Princeton Symphony Orchestra has a new Music Director for its 30th anniversary year, but with incoming conductor Rossen Milanov’s schedule booked ahead, the Symphony has invited guest conductors for its first two concerts. Sunday afternoon’s program in Richardson Auditorium brought Boston conductor Benjamin Zander to Princeton for a lecture and performance which foreshadows Milanov’s concept of the “total concert experience.” Mr. Zander has been conductor of the Boston Philharmonic for more than thirty years, has led the New England Conservatory Youth Philharmonic Orchestra for thirty-eight years, and is known for entertaining and informative lectures on music. Mr. Zander preceded Princeton Symphony’s presentation of Camille Saint-Saens’ Piano Concerto No. 2 in g minor and Gustav Mahler’s Symphony No. 4 with a lecture the day before. From all accounts, the lecture gave audience members unique insight into these pieces, each of which challenged Princeton Symphony to play with precision and clarity.
For a featured soloist in the Saint-Saens piano concerto, Princeton Symphony reached into the world of young prodigies.

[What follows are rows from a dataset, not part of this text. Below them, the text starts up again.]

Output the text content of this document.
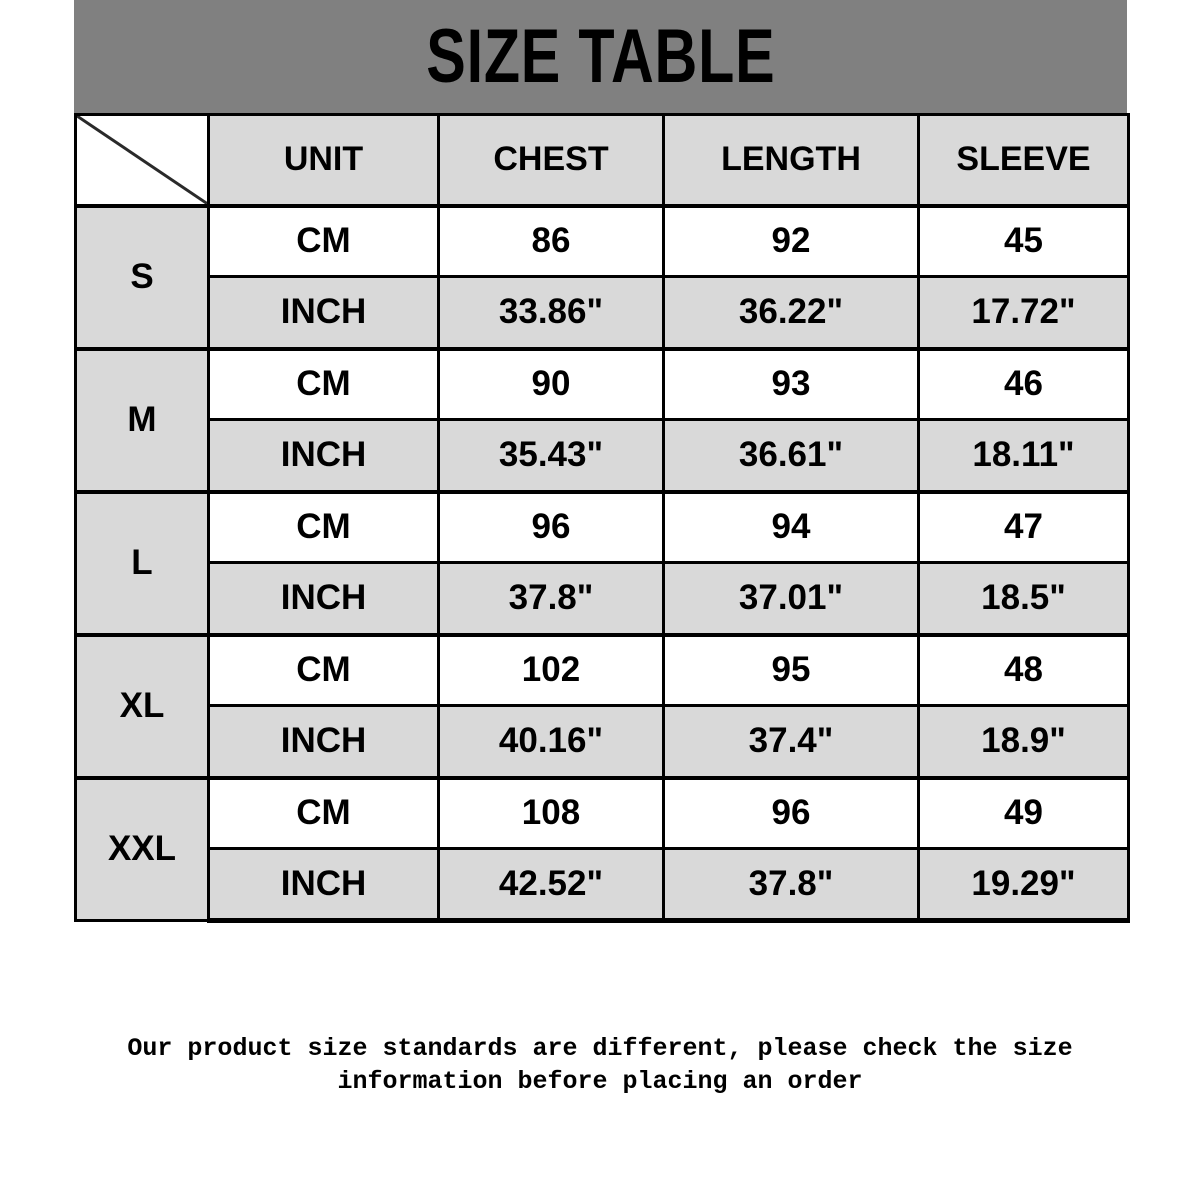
SIZE TABLE
	UNIT	CHEST	LENGTH	SLEEVE
S	CM	86	92	45
	INCH	33.86"	36.22"	17.72"
M	CM	90	93	46
	INCH	35.43"	36.61"	18.11"
L	CM	96	94	47
	INCH	37.8"	37.01"	18.5"
XL	CM	102	95	48
	INCH	40.16"	37.4"	18.9"
XXL	CM	108	96	49
	INCH	42.52"	37.8"	19.29"
Our product size standards are different, please check the size
information before placing an order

Fourteen-year-old George Li lives in Lexington, Massachusetts and studies piano at the New England Conservatory. He has performed as soloist with a number of orchestras and won numerous prizes, and his performance of this intricate 19th century concerto set him apart as a very polished and poised musician.
Mr. Li began the concerto’s first movement with a very dramatic and deliberate opening matched by the orchestra. Saint-Saens wrote this piece for Anton Rubenstein (with a heavy influence of the virtuostic Franz Liszt) and the fact that a fourteen-year-old could even begin to keep up with the technical demands of the concerto was truly remarkable. Mr. Li demonstrated solid virtuosity at the keyboard, playing like Horowitz when his hands are not even supposed to be fully grown. His right hand glided over the keys with strength in his arm and he handled the many musical shifts well.
The orchestras next concert will be November 1. Conducting will be David Alan Miller, and the concert will include music of John Harbison and Johannes Brahms, and will feature flutist Jayn Rosenfeld. For information call (609) 258-5000.
The third movement Presto included at least thirty sets of triplet trills moving up and down the keyboard and Mr. Li gave each trill direction. In watching this young artist, what was heard in the hall somewhat differed from the visual effect of him playing the piano, as if he were hiding two other hands somewhere that were also playing. Mr. Li kept his audience riveted to the stage, and in an appealing show of youthful confidence, played two encores for solo piano (Chopin’s C# minor Nocturne and Rimsky-Korsakov’s Flight of the Bumblebees) as if the concert had turned into his own private recital. Despite the prospect of a monumental Mahler symphony for the second half, the sold-out audience at Richardson could no doubt have listened to George Li for a couple of more hours.
Mahler’s Symphony No. 4 in G Major is not quite as dark as some of the works he is more known for, and Mr. Zander and the orchestra began the first movement Moderato with a very light and Viennese style. This symphony is a study in Mahler’s interest in creating unusual combinations of instruments, and because of its chamber nature, there is little room for error from the instruments. Clarity in playing is essential, and the members of the Princeton Symphony had this well in hand. Oboist Carolyn Park and bassoonist Roe Goodman provided a playful duet (Ms. Park had a number of other fine solos within the symphony) and English horn player Keisuke Ikuma had a sublime moment accompanied by strings. This being Mahler, there was the occasional quirkiness, such as the piercing trio of flutes and wailing oboes and clarinets.
Mahler symphonies are broad palettes of orchestral color, and Mr. Zander worked hard to maintain variety in the music throughout the extended movements. He kept tempos and conducting gestures very steady, paying particular attention to dynamic details. The audience could easily enjoy following the motives around the orchestra as Mahler repeatedly recombined instrumentation. The second movement was marked with the unusual touch of the first violinist (in this case Basia Danilow) switching instruments to a second violin tuned differently to depict the fiddling of Brother Death.
Also as with other Mahler works, a solo human voice is interpolated into the texture. Soprano Sarah Pelletier had a long sit until the fourth movement of this work, and captured well the spirit of the text and the lightness of the movement. The text, from Mahler’s previous Das Knaben Wunderhorn, is focused on a child’s perception of heaven, and Ms. Pelletier achieved this effect by keeping some of the higher register a little bit straighter in tone.
The Princeton Symphony Orchestra is beginning a new era in its history, and particularly with the emphasis on the concert experience extending outside the concert hall, this era is primed to draw a new audience to the orchestra. Mr. Zander gave the ensemble a good start to what should settle in to be an enjoyable season.